I’ve already written an article about gun violence this year, yet I honestly don’t remember which mass shooting it was in response to. If my column is true to its name, the politics of mass shootings should pop up with saddening frequency, for every week it seems the topic is relevant. Accounts and images of last week’s tragedy in Florida burn fresh enough in my mind that it would be disingenuous to write about anything else, but the politics of mass shootings are dynamic enough that I can still write without fear of sounding redundant. Based off reactions to the Parkland shooting, it seems as if the gun control movement has now gained traction and is unlikely to falter with the typical haste. This is unequivocally a step in the right direction and I lend the push my full support. However, truly curbing American violence will require more than just adapting gun laws—it will require some serious self-reflection on this country and our place in it.

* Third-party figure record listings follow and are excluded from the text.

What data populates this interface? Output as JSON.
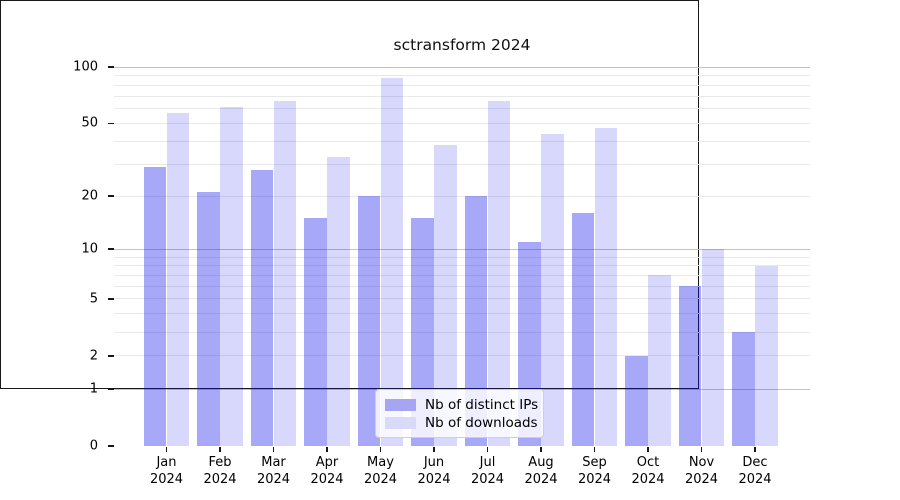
{
  "chart_data": {
    "type": "bar",
    "title": "sctransform 2024",
    "categories": [
      "Jan",
      "Feb",
      "Mar",
      "Apr",
      "May",
      "Jun",
      "Jul",
      "Aug",
      "Sep",
      "Oct",
      "Nov",
      "Dec"
    ],
    "year_label": "2024",
    "series": [
      {
        "name": "Nb of distinct IPs",
        "color": "#a5a5f1",
        "fill": "rgba(15,15,235,0.36)",
        "values": [
          29,
          21,
          28,
          15,
          20,
          15,
          20,
          11,
          16,
          2,
          6,
          3
        ]
      },
      {
        "name": "Nb of downloads",
        "color": "#d9d9f9",
        "fill": "rgba(15,15,235,0.16)",
        "values": [
          57,
          61,
          66,
          33,
          88,
          38,
          66,
          44,
          47,
          7,
          10,
          8
        ]
      }
    ],
    "yscale": "log1p",
    "ylim": [
      0,
      108
    ],
    "y_ticks": [
      0,
      1,
      2,
      5,
      10,
      20,
      50,
      100
    ],
    "y_gridlines_major": [
      1,
      10,
      100
    ],
    "y_gridlines_minor": [
      2,
      3,
      4,
      5,
      6,
      7,
      8,
      9,
      20,
      30,
      40,
      50,
      60,
      70,
      80,
      90
    ],
    "grid": "horizontal",
    "legend_position": "lower center",
    "axis_color": "#17171c",
    "background_color": "#ffffff"
  }
}
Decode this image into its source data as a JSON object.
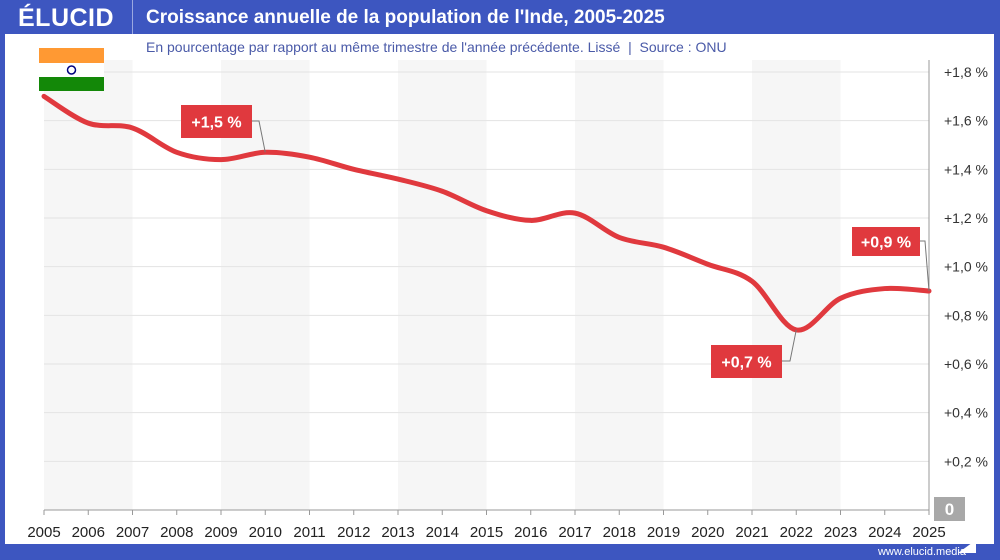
{
  "header": {
    "logo": "ÉLUCID",
    "title": "Croissance annuelle de la population de l'Inde, 2005-2025",
    "subtitle": "En pourcentage par rapport au même trimestre de l'année précédente. Lissé  |  Source : ONU"
  },
  "footer": {
    "url": "www.elucid.media"
  },
  "colors": {
    "brand": "#3d56c0",
    "line": "#e0393e",
    "label_bg": "#e0393e",
    "band": "#f6f6f6"
  },
  "flag": "india-flag",
  "chart_data": {
    "type": "line",
    "title": "Croissance annuelle de la population de l'Inde, 2005-2025",
    "x": [
      2005,
      2006,
      2007,
      2008,
      2009,
      2010,
      2011,
      2012,
      2013,
      2014,
      2015,
      2016,
      2017,
      2018,
      2019,
      2020,
      2021,
      2022,
      2023,
      2024,
      2025
    ],
    "values": [
      1.7,
      1.59,
      1.57,
      1.47,
      1.44,
      1.47,
      1.45,
      1.4,
      1.36,
      1.31,
      1.23,
      1.19,
      1.22,
      1.12,
      1.08,
      1.01,
      0.94,
      0.74,
      0.87,
      0.91,
      0.9
    ],
    "xlim": [
      2005,
      2025
    ],
    "ylim": [
      0,
      1.8
    ],
    "y_ticks": [
      "+0,2 %",
      "+0,4 %",
      "+0,6 %",
      "+0,8 %",
      "+1,0 %",
      "+1,2 %",
      "+1,4 %",
      "+1,6 %",
      "+1,8 %"
    ],
    "y_ticks_values": [
      0.2,
      0.4,
      0.6,
      0.8,
      1.0,
      1.2,
      1.4,
      1.6,
      1.8
    ],
    "zero_label": "0",
    "x_ticks": [
      "2005",
      "2006",
      "2007",
      "2008",
      "2009",
      "2010",
      "2011",
      "2012",
      "2013",
      "2014",
      "2015",
      "2016",
      "2017",
      "2018",
      "2019",
      "2020",
      "2021",
      "2022",
      "2023",
      "2024",
      "2025"
    ],
    "grid": true,
    "y_axis_side": "right",
    "annotations": [
      {
        "text": "+1,5 %",
        "x": 2010,
        "y": 1.47
      },
      {
        "text": "+0,7 %",
        "x": 2022,
        "y": 0.74
      },
      {
        "text": "+0,9 %",
        "x": 2025,
        "y": 0.9
      }
    ]
  }
}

Much of the media is quick to diagnose mental illness as an explanation for indiscriminate violence, especially when the perpetrator is white. Although this is undoubtedly a factor in many of these shootings, we cannot treat it as a motive. Mental illness is not a reasoning for violence, even if it may be a catalyst. When a shooter is a person of color, of course, “motives” are quick to be identified and pretenses of insanity abandoned. In a country where non-white culture is scrutinized and demonized, any violence that emerges from such culture is immediately turned around to justify pre-existing bigotry. A Muslim shooter is not mentally ill; they are a terrorist operating under the banner of Islam. A black shooter is not a disturbed child; they are a savage thug radicalized in a culture that glorifies violence. A Latinx shooter is not an enigma; after all, we have been taught to fear such dangerous immigrants. This is what we are told.

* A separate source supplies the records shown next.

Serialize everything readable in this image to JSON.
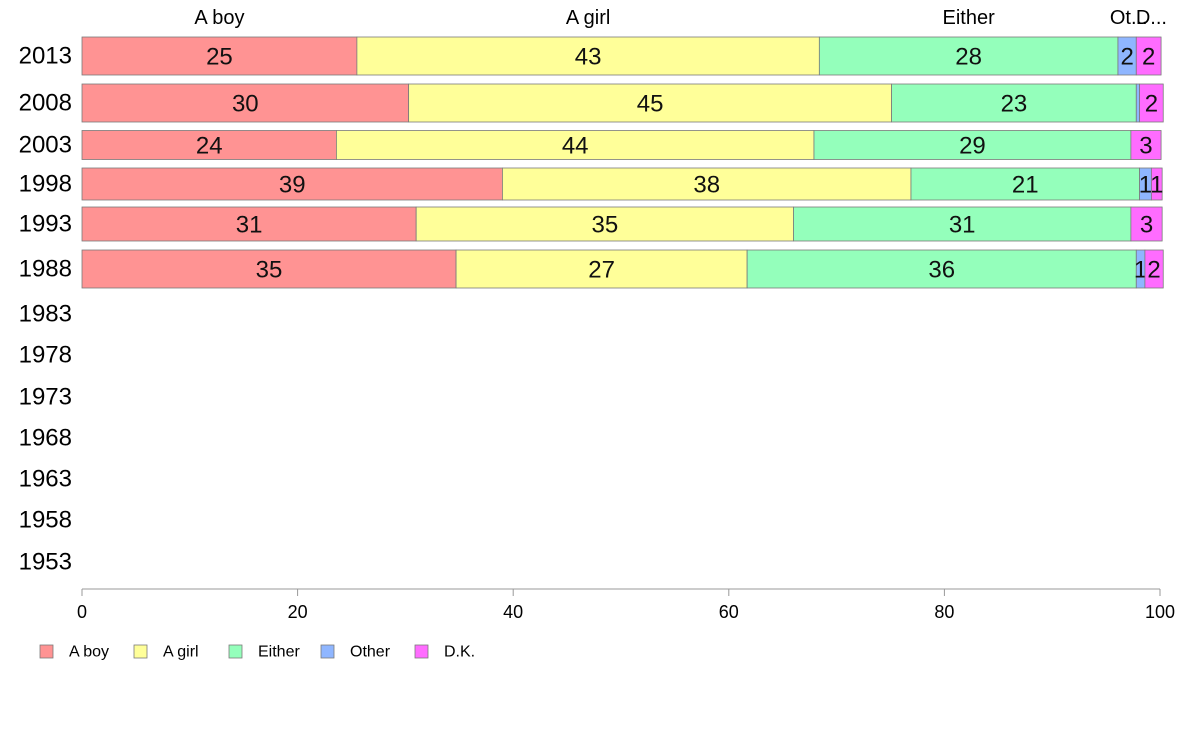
{
  "chart_data": {
    "type": "bar",
    "orientation": "horizontal",
    "stacked": true,
    "categories": [
      "2013",
      "2008",
      "2003",
      "1998",
      "1993",
      "1988",
      "1983",
      "1978",
      "1973",
      "1968",
      "1963",
      "1958",
      "1953"
    ],
    "column_headers": [
      "A boy",
      "A girl",
      "Either",
      "Ot...",
      "D..."
    ],
    "series": [
      {
        "name": "A boy",
        "color": "#ff9393",
        "values": [
          25.5,
          30.3,
          23.6,
          39,
          31,
          34.7,
          null,
          null,
          null,
          null,
          null,
          null,
          null
        ],
        "labels": [
          "25",
          "30",
          "24",
          "39",
          "31",
          "35",
          "",
          "",
          "",
          "",
          "",
          "",
          ""
        ]
      },
      {
        "name": "A girl",
        "color": "#ffff99",
        "values": [
          42.9,
          44.8,
          44.3,
          37.9,
          35,
          27,
          null,
          null,
          null,
          null,
          null,
          null,
          null
        ],
        "labels": [
          "43",
          "45",
          "44",
          "38",
          "35",
          "27",
          "",
          "",
          "",
          "",
          "",
          "",
          ""
        ]
      },
      {
        "name": "Either",
        "color": "#94ffbb",
        "values": [
          27.7,
          22.7,
          29.4,
          21.2,
          31.3,
          36.1,
          null,
          null,
          null,
          null,
          null,
          null,
          null
        ],
        "labels": [
          "28",
          "23",
          "29",
          "21",
          "31",
          "36",
          "",
          "",
          "",
          "",
          "",
          "",
          ""
        ]
      },
      {
        "name": "Other",
        "color": "#8fb6ff",
        "values": [
          1.7,
          0.3,
          0,
          1.1,
          0,
          0.8,
          null,
          null,
          null,
          null,
          null,
          null,
          null
        ],
        "labels": [
          "2",
          "",
          "",
          "1",
          "",
          "1",
          "",
          "",
          "",
          "",
          "",
          "",
          ""
        ]
      },
      {
        "name": "D.K.",
        "color": "#ff6cff",
        "values": [
          2.3,
          2.2,
          2.8,
          1,
          2.9,
          1.7,
          null,
          null,
          null,
          null,
          null,
          null,
          null
        ],
        "labels": [
          "2",
          "2",
          "3",
          "1",
          "3",
          "2",
          "",
          "",
          "",
          "",
          "",
          "",
          ""
        ]
      }
    ],
    "x_ticks": [
      "0",
      "20",
      "40",
      "60",
      "80",
      "100"
    ],
    "xlim": [
      0,
      100
    ],
    "legend": {
      "position": "bottom-left",
      "entries": [
        "A boy",
        "A girl",
        "Either",
        "Other",
        "D.K."
      ]
    },
    "grid": false,
    "title": "",
    "xlabel": "",
    "ylabel": ""
  }
}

If those crimes are so easily simplified, why do we then find it so hard to explain white violence? Why is the justification of mental illness reserved to the parameters of white skin?

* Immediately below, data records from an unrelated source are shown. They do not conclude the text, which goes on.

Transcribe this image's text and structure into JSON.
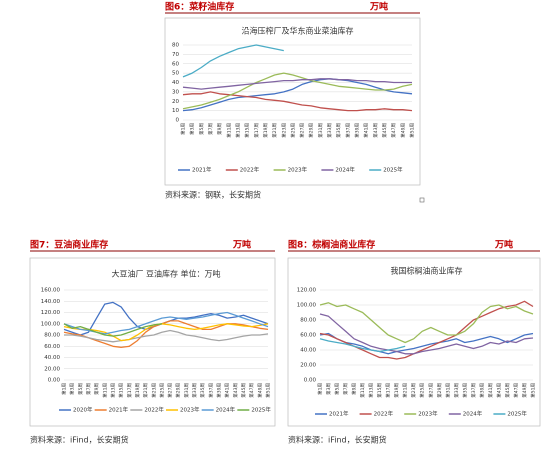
{
  "chart_data": [
    {
      "type": "line",
      "caption": "图6：菜籽油库存",
      "unit": "万吨",
      "title": "沿海压榨厂及华东商业菜油库存",
      "source": "资料来源：钢联，长安期货",
      "categories": [
        "第1周",
        "第3周",
        "第5周",
        "第7周",
        "第9周",
        "第11周",
        "第13周",
        "第15周",
        "第17周",
        "第19周",
        "第21周",
        "第23周",
        "第25周",
        "第27周",
        "第29周",
        "第31周",
        "第33周",
        "第35周",
        "第37周",
        "第39周",
        "第41周",
        "第43周",
        "第45周",
        "第47周",
        "第49周",
        "第51周"
      ],
      "ylim": [
        0,
        80
      ],
      "yticks": [
        0,
        10,
        20,
        30,
        40,
        50,
        60,
        70,
        80
      ],
      "grid": true,
      "series": [
        {
          "name": "2021年",
          "color": "#4472c4",
          "values": [
            10,
            11,
            13,
            16,
            19,
            22,
            24,
            25,
            26,
            27,
            28,
            30,
            33,
            38,
            41,
            43,
            44,
            43,
            42,
            40,
            38,
            35,
            32,
            30,
            29,
            28
          ]
        },
        {
          "name": "2022年",
          "color": "#c0504d",
          "values": [
            27,
            28,
            28,
            30,
            28,
            27,
            26,
            25,
            24,
            22,
            21,
            20,
            18,
            16,
            15,
            13,
            12,
            11,
            10,
            10,
            11,
            11,
            12,
            11,
            11,
            10
          ]
        },
        {
          "name": "2023年",
          "color": "#9bbb59",
          "values": [
            12,
            14,
            16,
            19,
            22,
            26,
            30,
            35,
            40,
            44,
            48,
            50,
            48,
            45,
            42,
            40,
            38,
            36,
            35,
            34,
            33,
            32,
            32,
            33,
            36,
            38
          ]
        },
        {
          "name": "2024年",
          "color": "#8064a2",
          "values": [
            35,
            34,
            33,
            34,
            35,
            36,
            37,
            38,
            39,
            40,
            41,
            42,
            42,
            43,
            43,
            44,
            44,
            43,
            43,
            42,
            42,
            41,
            41,
            40,
            40,
            40
          ]
        },
        {
          "name": "2025年",
          "color": "#4bacc6",
          "values": [
            46,
            50,
            56,
            63,
            68,
            72,
            76,
            78,
            80,
            78,
            76,
            74,
            null,
            null,
            null,
            null,
            null,
            null,
            null,
            null,
            null,
            null,
            null,
            null,
            null,
            null
          ]
        }
      ]
    },
    {
      "type": "line",
      "caption": "图7：豆油商业库存",
      "unit": "万吨",
      "title": "大豆油厂 豆油库存 单位：万吨",
      "source": "资料来源：iFind，长安期货",
      "categories": [
        "第1周",
        "第3周",
        "第5周",
        "第7周",
        "第9周",
        "第11周",
        "第13周",
        "第15周",
        "第17周",
        "第19周",
        "第21周",
        "第23周",
        "第25周",
        "第27周",
        "第29周",
        "第31周",
        "第33周",
        "第35周",
        "第37周",
        "第39周",
        "第41周",
        "第43周",
        "第45周",
        "第47周",
        "第49周",
        "第51周"
      ],
      "ylim": [
        0,
        160
      ],
      "yticks": [
        {
          "value": 0,
          "label": "0.00"
        },
        {
          "value": 20,
          "label": "20.00"
        },
        {
          "value": 40,
          "label": "40.00"
        },
        {
          "value": 60,
          "label": "60.00"
        },
        {
          "value": 80,
          "label": "80.00"
        },
        {
          "value": 100,
          "label": "100.00"
        },
        {
          "value": 120,
          "label": "120.00"
        },
        {
          "value": 140,
          "label": "140.00"
        },
        {
          "value": 160,
          "label": "160.00"
        }
      ],
      "grid": true,
      "series": [
        {
          "name": "2020年",
          "color": "#4472c4",
          "values": [
            90,
            85,
            80,
            85,
            110,
            135,
            138,
            130,
            110,
            95,
            90,
            95,
            100,
            105,
            110,
            110,
            112,
            115,
            118,
            115,
            110,
            112,
            115,
            110,
            105,
            100
          ]
        },
        {
          "name": "2021年",
          "color": "#ed7d31",
          "values": [
            85,
            82,
            80,
            75,
            70,
            65,
            60,
            58,
            60,
            70,
            85,
            95,
            100,
            105,
            105,
            100,
            95,
            90,
            90,
            95,
            100,
            100,
            98,
            95,
            92,
            90
          ]
        },
        {
          "name": "2022年",
          "color": "#a5a5a5",
          "values": [
            80,
            80,
            78,
            75,
            72,
            70,
            68,
            70,
            72,
            75,
            78,
            80,
            85,
            88,
            85,
            80,
            78,
            75,
            72,
            70,
            72,
            75,
            78,
            80,
            80,
            82
          ]
        },
        {
          "name": "2023年",
          "color": "#ffc000",
          "values": [
            95,
            92,
            90,
            90,
            88,
            85,
            78,
            70,
            72,
            80,
            90,
            98,
            100,
            98,
            95,
            92,
            90,
            92,
            95,
            98,
            100,
            98,
            96,
            95,
            97,
            100
          ]
        },
        {
          "name": "2024年",
          "color": "#5b9bd5",
          "values": [
            100,
            95,
            90,
            88,
            85,
            82,
            85,
            88,
            90,
            95,
            100,
            105,
            110,
            112,
            110,
            108,
            110,
            112,
            115,
            118,
            120,
            115,
            110,
            105,
            100,
            95
          ]
        },
        {
          "name": "2025年",
          "color": "#70ad47",
          "values": [
            100,
            92,
            95,
            90,
            85,
            80,
            78,
            80,
            85,
            90,
            95,
            98,
            100,
            null,
            null,
            null,
            null,
            null,
            null,
            null,
            null,
            null,
            null,
            null,
            null,
            null
          ]
        }
      ]
    },
    {
      "type": "line",
      "caption": "图8：棕榈油商业库存",
      "unit": "万吨",
      "title": "我国棕榈油商业库存",
      "source": "资料来源：iFind，长安期货",
      "categories": [
        "第1周",
        "第3周",
        "第5周",
        "第7周",
        "第9周",
        "第11周",
        "第13周",
        "第15周",
        "第17周",
        "第19周",
        "第21周",
        "第23周",
        "第25周",
        "第27周",
        "第29周",
        "第31周",
        "第33周",
        "第35周",
        "第37周",
        "第39周",
        "第41周",
        "第43周",
        "第45周",
        "第47周",
        "第49周",
        "第51周"
      ],
      "ylim": [
        0,
        120
      ],
      "yticks": [
        {
          "value": 0,
          "label": "0.00"
        },
        {
          "value": 20,
          "label": "20.00"
        },
        {
          "value": 40,
          "label": "40.00"
        },
        {
          "value": 60,
          "label": "60.00"
        },
        {
          "value": 80,
          "label": "80.00"
        },
        {
          "value": 100,
          "label": "100.00"
        },
        {
          "value": 120,
          "label": "120.00"
        }
      ],
      "grid": true,
      "series": [
        {
          "name": "2021年",
          "color": "#4472c4",
          "values": [
            60,
            62,
            55,
            50,
            48,
            45,
            40,
            38,
            35,
            38,
            40,
            42,
            45,
            48,
            50,
            52,
            55,
            50,
            52,
            55,
            58,
            55,
            50,
            55,
            60,
            62
          ]
        },
        {
          "name": "2022年",
          "color": "#c0504d",
          "values": [
            62,
            60,
            55,
            50,
            45,
            40,
            35,
            30,
            30,
            28,
            30,
            35,
            40,
            45,
            50,
            55,
            60,
            70,
            80,
            85,
            90,
            95,
            98,
            100,
            105,
            98
          ]
        },
        {
          "name": "2023年",
          "color": "#9bbb59",
          "values": [
            100,
            103,
            98,
            100,
            95,
            90,
            80,
            70,
            60,
            55,
            50,
            55,
            65,
            70,
            65,
            60,
            60,
            65,
            75,
            90,
            98,
            100,
            95,
            98,
            92,
            88
          ]
        },
        {
          "name": "2024年",
          "color": "#8064a2",
          "values": [
            88,
            85,
            75,
            65,
            55,
            50,
            45,
            42,
            40,
            38,
            35,
            35,
            38,
            40,
            42,
            45,
            48,
            45,
            42,
            45,
            50,
            48,
            52,
            50,
            55,
            56
          ]
        },
        {
          "name": "2025年",
          "color": "#4bacc6",
          "values": [
            55,
            52,
            50,
            48,
            45,
            42,
            40,
            38,
            40,
            42,
            45,
            null,
            null,
            null,
            null,
            null,
            null,
            null,
            null,
            null,
            null,
            null,
            null,
            null,
            null,
            null
          ]
        }
      ]
    }
  ]
}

We know there’s more to the equation, but our country has never been keen on the self-reflection needed to answer these questions. Recognizing the deep flaws in America is an unspoken taboo across many communities, just as it is in Washington. The incessant whine for reaffirmation of American excellence not only drowns out dissent, but actively works to silence it. Because of this pressure, we’ve been told to end every criticism of American culture with a “but.” “But America is still the greatest country in the world!” the politicians say, worried they’ve gone too far in a critique. This restraint is not shown in critiques of minority cultures, of course, they’re fair game for unbridled hostility. Why the disparity?
Perhaps it’s because “American Culture” is still synonymous with “white American culture.” We know whiteness to be an insulator against criticism and scrutiny. Nikolas Cruz embodies this privilege. As Shaun King writes in The Intercept, “An apparent white supremacist can go through life making threats, talking about weapons, harassing people, warning that he would be a school shooter, have people call the FBI on him and yet never get serious scrutiny from just about anyone. There were just no consequences.”
Violence affiliated with white-supremacist and white-nationalist groups has skyrocketed over the past few years, yet a large contingent of the American political landscape remains locked in a desperate attempt to funnel the anger and hysteria towards immigrant populations and Muslims. If we admit that “patriotic” white Americans can be a threat to national security, we smash through both the facade of American excellence and the underlying belief that White American culture is the most proper, most wholesome culture around. To many, such an admission might seem incomprehensible—justifications for institutionalized racism and household bigotry alike often stem from this sense of white American cultural superiority and are deeply ingrained in the threadwork of American life.
So, even if access to guns becomes severely restricted, the underlying violence that our country is built on will persist—violence that has nothing to do with mental illness. White supremacy will still pose a physical threat to the safety of Americans and misplaced assertions of American excellence will still pose a threat to people across the world. Gun control is just the first step in a peacemaking process that will require uncomfortable conversations, confrontations and personal reflection. We have the courage to take on the NRA—but do we have the courage to take on ourselves?